April 14, 2024

Leituras pela manhã - as origens do nacionalismo

 


Ler as Comunidades Imaginadas num contexto de ressurgimento do nacionalismo

O que o relato clássico de Benedict Anderson sobre as origens do nacionalismo não revela sobre o mundo atual.

Samuel Clowes Huneke @schuneke

Sempre que aterro de novo nos Estados Unidos depois de uma viagem ao estrangeiro, sinto uma onda quente de familiaridade, um alívio por ter chegado a casa, à terra natal. É uma sensação curiosa para alguém como eu, um académico que já viveu no estrangeiro inúmeras vezes e que certamente não subscreve o nacionalismo "America First" da direita contemporânea.
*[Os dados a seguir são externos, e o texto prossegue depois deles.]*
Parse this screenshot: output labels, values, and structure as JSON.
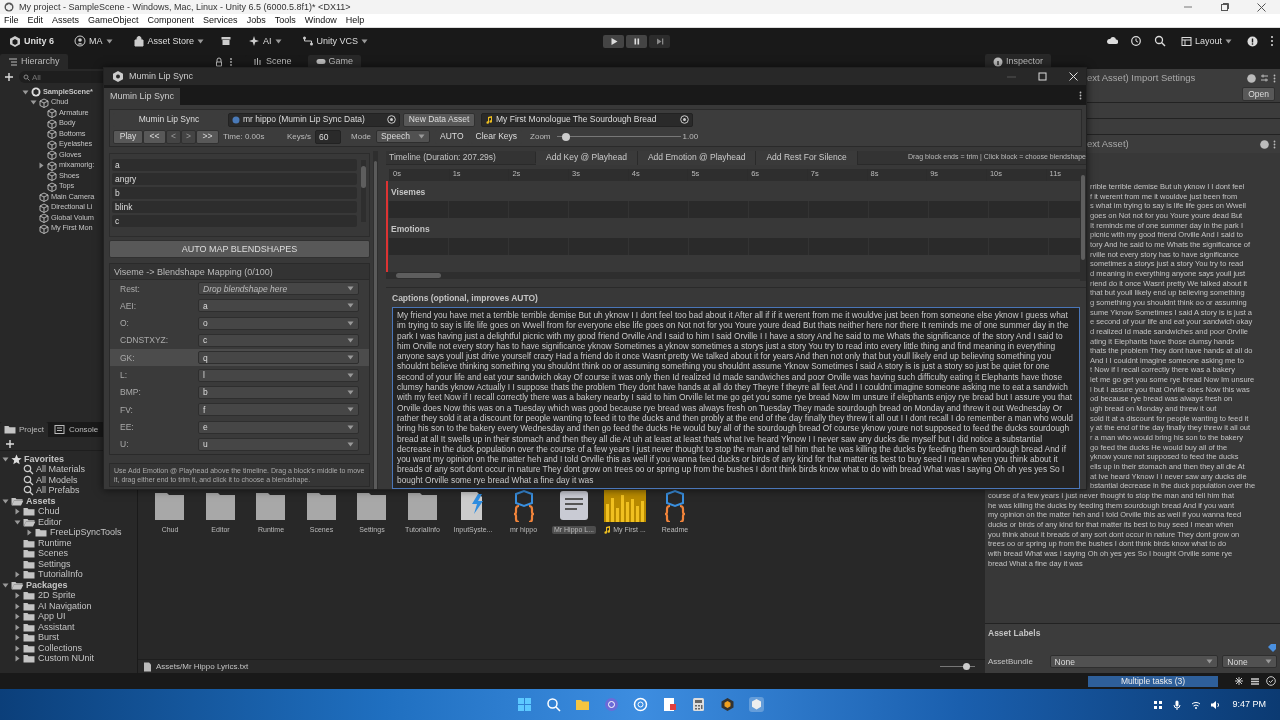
{
  "window": {
    "title": "My project - SampleScene - Windows, Mac, Linux - Unity 6.5 (6000.5.8f1)* <DX11>"
  },
  "menu": [
    "File",
    "Edit",
    "Assets",
    "GameObject",
    "Component",
    "Services",
    "Jobs",
    "Tools",
    "Window",
    "Help"
  ],
  "toolbar": {
    "items": [
      {
        "label": "Unity 6",
        "kind": "logo"
      },
      {
        "label": "MA",
        "kind": "account"
      },
      {
        "label": "Asset Store",
        "kind": "store"
      },
      {
        "label": "AI",
        "kind": "ai"
      },
      {
        "label": "Unity VCS",
        "kind": "vcs"
      }
    ],
    "layout": "Layout"
  },
  "hierarchy": {
    "tab": "Hierarchy",
    "search_placeholder": "All",
    "tree": [
      {
        "label": "SampleScene*",
        "kind": "scene",
        "expanded": true,
        "children": [
          {
            "label": "Chud",
            "kind": "object",
            "expanded": true,
            "children": [
              {
                "label": "Armature",
                "kind": "object"
              },
              {
                "label": "Body",
                "kind": "object"
              },
              {
                "label": "Bottoms",
                "kind": "object"
              },
              {
                "label": "Eyelashes",
                "kind": "object"
              },
              {
                "label": "Gloves",
                "kind": "object"
              },
              {
                "label": "mixamorig:",
                "kind": "object",
                "expanded": false
              },
              {
                "label": "Shoes",
                "kind": "object"
              },
              {
                "label": "Tops",
                "kind": "object"
              }
            ]
          },
          {
            "label": "Main Camera",
            "kind": "object"
          },
          {
            "label": "Directional Li",
            "kind": "object"
          },
          {
            "label": "Global Volum",
            "kind": "object"
          },
          {
            "label": "My First Mon",
            "kind": "object"
          }
        ]
      }
    ]
  },
  "scene_tabs": [
    {
      "label": "Scene",
      "selected": false
    },
    {
      "label": "Game",
      "selected": true
    }
  ],
  "lipsync": {
    "title": "Mumin Lip Sync",
    "tab": "Mumin Lip Sync",
    "header_label": "Mumin Lip Sync",
    "data_field": "mr hippo (Mumin Lip Sync Data)",
    "new_button": "New Data Asset",
    "audio_field": "My First Monologue The Sourdough Bread",
    "transport": [
      {
        "label": "Play",
        "disabled": false
      },
      {
        "label": "<<",
        "disabled": false
      },
      {
        "label": "<",
        "disabled": true
      },
      {
        "label": ">",
        "disabled": true
      },
      {
        "label": ">>",
        "disabled": false
      }
    ],
    "time": "Time: 0.00s",
    "keys_label": "Keys/s",
    "keys_value": "60",
    "mode_label": "Mode",
    "mode_value": "Speech",
    "auto_button": "AUTO",
    "clear_button": "Clear Keys",
    "zoom_label": "Zoom",
    "zoom": {
      "level": 0.08
    },
    "zoom_value": "1.00",
    "blendshapes": [
      "a",
      "angry",
      "b",
      "blink",
      "c"
    ],
    "auto_map_button": "AUTO MAP BLENDSHAPES",
    "mapping": {
      "title": "Viseme -> Blendshape Mapping (0/100)",
      "rows": [
        {
          "label": "Rest:",
          "placeholder": "Drop blendshape here",
          "selected": false
        },
        {
          "label": "AEI:",
          "value": "a",
          "selected": false
        },
        {
          "label": "O:",
          "value": "o",
          "selected": false
        },
        {
          "label": "CDNSTXYZ:",
          "value": "c",
          "selected": false
        },
        {
          "label": "GK:",
          "value": "q",
          "selected": true
        },
        {
          "label": "L:",
          "value": "l",
          "selected": false
        },
        {
          "label": "BMP:",
          "value": "b",
          "selected": false
        },
        {
          "label": "FV:",
          "value": "f",
          "selected": false
        },
        {
          "label": "EE:",
          "value": "e",
          "selected": false
        },
        {
          "label": "U:",
          "value": "u",
          "selected": false
        }
      ]
    },
    "help": "Use Add Emotion @ Playhead above the timeline. Drag a block's middle to move it, drag either end to trim it, and click it to choose a blendshape.",
    "timeline": {
      "title": "Timeline (Duration: 207.29s)",
      "buttons": [
        "Add Key @ Playhead",
        "Add Emotion @ Playhead",
        "Add Rest For Silence"
      ],
      "hint": "Drag block ends = trim | Click block = choose blendshape",
      "ticks": [
        "0s",
        "1s",
        "2s",
        "3s",
        "4s",
        "5s",
        "6s",
        "7s",
        "8s",
        "9s",
        "10s",
        "11s"
      ],
      "tracks": [
        "Visemes",
        "Emotions"
      ]
    },
    "captions": {
      "label": "Captions (optional, improves AUTO)",
      "value": "My friend you have met a terrible terrible demise But uh yknow I I dont feel too bad about it After all if if it werent from me it wouldve just been from someone else yknow I guess what im trying to say is life life goes on Wwell from for everyone else life goes on Not not for you Youre youre dead But thats neither here nor there It reminds me of one summer day in the park I was having just a delightful picnic with my good friend Orville And I said to him I said Orville I I have a story And he said to me Whats the significance of the story And I said to him Orville not every story has to have significance yknow Sometimes a yknow sometimes a storys just a story You try to read into every little thing and find meaning in everything anyone says youll just drive yourself crazy Had a friend do it once Wasnt pretty We talked about it for years And then not only that but youll likely end up believing something you shouldnt believe thinking something you shouldnt think oo or assuming something you shouldnt assume Yknow Sometimes I said A story is is just a story so just be quiet for one second of your life and eat your sandwich okay Of course it was only then Id realized Id made sandwiches and poor Orville was having such difficulty eating it Elephants have those clumsy hands yknow Actually I I suppose thats the problem They dont have hands at all do they Theyre f theyre all feet And I I couldnt imagine someone asking me to eat a sandwich with my feet Now if I recall correctly there was a bakery nearby I said to him Orville let me go get you some rye bread Now Im unsure if elephants enjoy rye bread but I assure you that Orville does Now this was on a Tuesday which was good because rye bread was always fresh on Tuesday They made sourdough bread on Monday and threw it out Wednesday Or rather they sold it at a discount for people wanting to feed it to the ducks and then probly at the end of the day finally they threw it all out I I dont recall I do remember a man who would bring his son to the bakery every Wednesday and then go feed the ducks He would buy all of the sourdough bread Of course yknow youre not supposed to feed the ducks sourdough bread at all It swells up in their stomach and then they all die At uh at least at least thats what Ive heard Yknow I I never saw any ducks die myself but I did notice a substantial decrease in the duck population over the course of a few years I just never thought to stop the man and tell him that he was killing the ducks by feeding them sourdough bread And if you want my opinion on the matter heh and I told Orville this as well if you wanna feed ducks or birds of any kind for that matter its best to buy seed I mean when you think about it breads of any sort dont occur in nature They dont grow on trees oo or spring up from the bushes I dont think birds know what to do with bread What was I saying Oh oh yes yes So I bought Orville some rye bread What a fine day it was"
    }
  },
  "inspector": {
    "tab": "Inspector",
    "header": "ext Asset) Import Settings",
    "open_button": "Open",
    "section": "ext Asset)",
    "covered_lines": [
      "rrible terrible demise But uh yknow I I dont feel",
      "f it werent from me it wouldve just been from",
      "s what im trying to say is life life goes on Wwell",
      "goes on Not not for you Youre youre dead But",
      "It reminds me of one summer day in the park I",
      "picnic with my good friend Orville And I said to",
      "tory And he said to me Whats the significance of",
      "rville not every story has to have significance",
      "sometimes a storys just a story You try to read",
      "d meaning in everything anyone says youll just",
      "riend do it once Wasnt pretty We talked about it",
      "that but youll likely end up believing something",
      "g something you shouldnt think oo or assuming",
      "sume Yknow Sometimes I said A story is is just a",
      "e second of your life and eat your sandwich okay",
      "d realized Id made sandwiches and poor Orville",
      "ating it Elephants have those clumsy hands",
      "thats the problem They dont have hands at all do",
      "And I I couldnt imagine someone asking me to",
      "t Now if I recall correctly there was a bakery",
      "let me go get you some rye bread Now Im unsure",
      "l but I assure you that Orville does Now this was",
      "od because rye bread was always fresh on",
      "ugh bread on Monday and threw it out",
      "sold it at a discount for people wanting to feed it",
      "y at the end of the day finally they threw it all out",
      "r a man who would bring his son to the bakery",
      "go feed the ducks He would buy all of the",
      "yknow youre not supposed to feed the ducks",
      "ells up in their stomach and then they all die At",
      "at Ive heard Yknow I I never saw any ducks die",
      "bstantial decrease in the duck population over the"
    ],
    "lines": [
      "course of a few years I just never thought to stop the man and tell him that",
      "he was killing the ducks by feeding them sourdough bread And if you want",
      "my opinion on the matter heh and I told Orville this as well if you wanna feed",
      "ducks or birds of any kind for that matter its best to buy seed I mean when",
      "you think about it breads of any sort dont occur in nature They dont grow on",
      "trees oo or spring up from the bushes I dont think birds know what to do",
      "with bread What was I saying Oh oh yes yes So I bought Orville some rye",
      "bread What a fine day it was"
    ],
    "labels_title": "Asset Labels",
    "bundle_label": "AssetBundle",
    "bundle_value": "None",
    "variant_value": "None"
  },
  "project": {
    "tabs": [
      {
        "label": "Project",
        "selected": true
      },
      {
        "label": "Console",
        "selected": false
      }
    ],
    "tree": [
      {
        "label": "Favorites",
        "kind": "favorites",
        "expanded": true,
        "children": [
          {
            "label": "All Materials",
            "kind": "search"
          },
          {
            "label": "All Models",
            "kind": "search"
          },
          {
            "label": "All Prefabs",
            "kind": "search"
          }
        ]
      },
      {
        "label": "Assets",
        "kind": "folder",
        "expanded": true,
        "children": [
          {
            "label": "Chud",
            "kind": "folder",
            "expanded": false
          },
          {
            "label": "Editor",
            "kind": "folder",
            "expanded": true,
            "children": [
              {
                "label": "FreeLipSyncTools",
                "kind": "folder",
                "expanded": false
              }
            ]
          },
          {
            "label": "Runtime",
            "kind": "folder"
          },
          {
            "label": "Scenes",
            "kind": "folder"
          },
          {
            "label": "Settings",
            "kind": "folder"
          },
          {
            "label": "TutorialInfo",
            "kind": "folder",
            "expanded": false
          }
        ]
      },
      {
        "label": "Packages",
        "kind": "folder",
        "expanded": true,
        "children": [
          {
            "label": "2D Sprite",
            "kind": "folder",
            "expanded": false
          },
          {
            "label": "AI Navigation",
            "kind": "folder",
            "expanded": false
          },
          {
            "label": "App UI",
            "kind": "folder",
            "expanded": false
          },
          {
            "label": "Assistant",
            "kind": "folder",
            "expanded": false
          },
          {
            "label": "Burst",
            "kind": "folder",
            "expanded": false
          },
          {
            "label": "Collections",
            "kind": "folder",
            "expanded": false
          },
          {
            "label": "Custom NUnit",
            "kind": "folder",
            "expanded": false
          }
        ]
      }
    ],
    "assets": [
      {
        "label": "Chud",
        "kind": "folder",
        "selected": false
      },
      {
        "label": "Editor",
        "kind": "folder",
        "selected": false
      },
      {
        "label": "Runtime",
        "kind": "folder",
        "selected": false
      },
      {
        "label": "Scenes",
        "kind": "folder",
        "selected": false
      },
      {
        "label": "Settings",
        "kind": "folder",
        "selected": false
      },
      {
        "label": "TutorialInfo",
        "kind": "folder",
        "selected": false
      },
      {
        "label": "InputSyste...",
        "kind": "input",
        "selected": false
      },
      {
        "label": "mr hippo",
        "kind": "script",
        "selected": false
      },
      {
        "label": "Mr Hippo L...",
        "kind": "text",
        "selected": true
      },
      {
        "label": "My First ...",
        "kind": "audio",
        "selected": false
      },
      {
        "label": "Readme",
        "kind": "script",
        "selected": false
      }
    ],
    "path": "Assets/Mr Hippo Lyrics.txt",
    "size_slider": {
      "level": 0.75
    }
  },
  "status": {
    "tasks": "Multiple tasks (3)",
    "level": 1
  },
  "taskbar": {
    "time": "9:47 PM"
  }
}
No entanto, é real, esse sentimento reconfortante de estar novamente rodeado pelos estranhos que constituem a minha "comunidade imaginada".

Houve um período, no final da década de 1990, em que as nações pareciam estar a desaparecer, nada mais do que um brilho quente no horizonte do século XX, uma sensação de formigueiro a que os académicos sentimentais se entregavam depois das viagens ao estrangeiro. Pensava-se que a globalização iria acabar com o Estado-nação, substituindo-o por um paraíso neoliberal de organizações não governamentais, empresas e direitos humanos universais. "O próprio facto de os historiadores começarem a fazer alguns progressos no estudo e análise das nações e do nacionalismo", opinou o grande historiador Eric Hobsbawm em 1992, "sugere que o fenómeno já passou do seu auge".

Trinta anos depois, o nacionalismo está de volta com uma vingança. Do governo de "Deus, pátria, família" de Giorgia Meloni ao movimento nacionalista hindu de Narendra Modi, passando pelos esforços de Vladimir Putin para reconstruir a velha Rússia imperial, o nacionalismo tem vindo a intensificar-se em todo o mundo, há já algum tempo.

Curiosamente, porém, o estudo mais conceituado sobre o nacionalismo continua a ser Comunidades Imaginadas, o livro de Benedict Anderson de 1983, no qual cunhou o famoso termo. Com quase meio século de idade e mais de 140.000 citações, é sem dúvida um dos trabalhos académicos mais influentes do final do século XX, responsável por cimentar a ideia de que as nações - longe de serem comunidades antigas que remontam aos primórdios da história - são, de facto, construções sociais e culturais recentes.

No entanto, ao voltar ao texto depois de mais de uma década, tinha-me esquecido completamente de que se tratava de um trabalho de erudição marxista. 
Para Anderson, começou por ser um esforço para explicar o que ele considerava um problema profundo para a esquerda socialista: nomeadamente, o facto de terem eclodido guerras entre Estados socialistas, especificamente a invasão do Camboja pelo Vietname em 1978 e a guerra sino-vietnamita de 1979. Para os socialistas, que tão frequentemente insistiam que "os marxistas enquanto tal não são nacionalistas", estas escaramuças colocavam um grave problema. Como é que um movimento que procurava unir o proletariado oprimido da Terra podia sucumbir a queixas nacionalistas mesquinhas?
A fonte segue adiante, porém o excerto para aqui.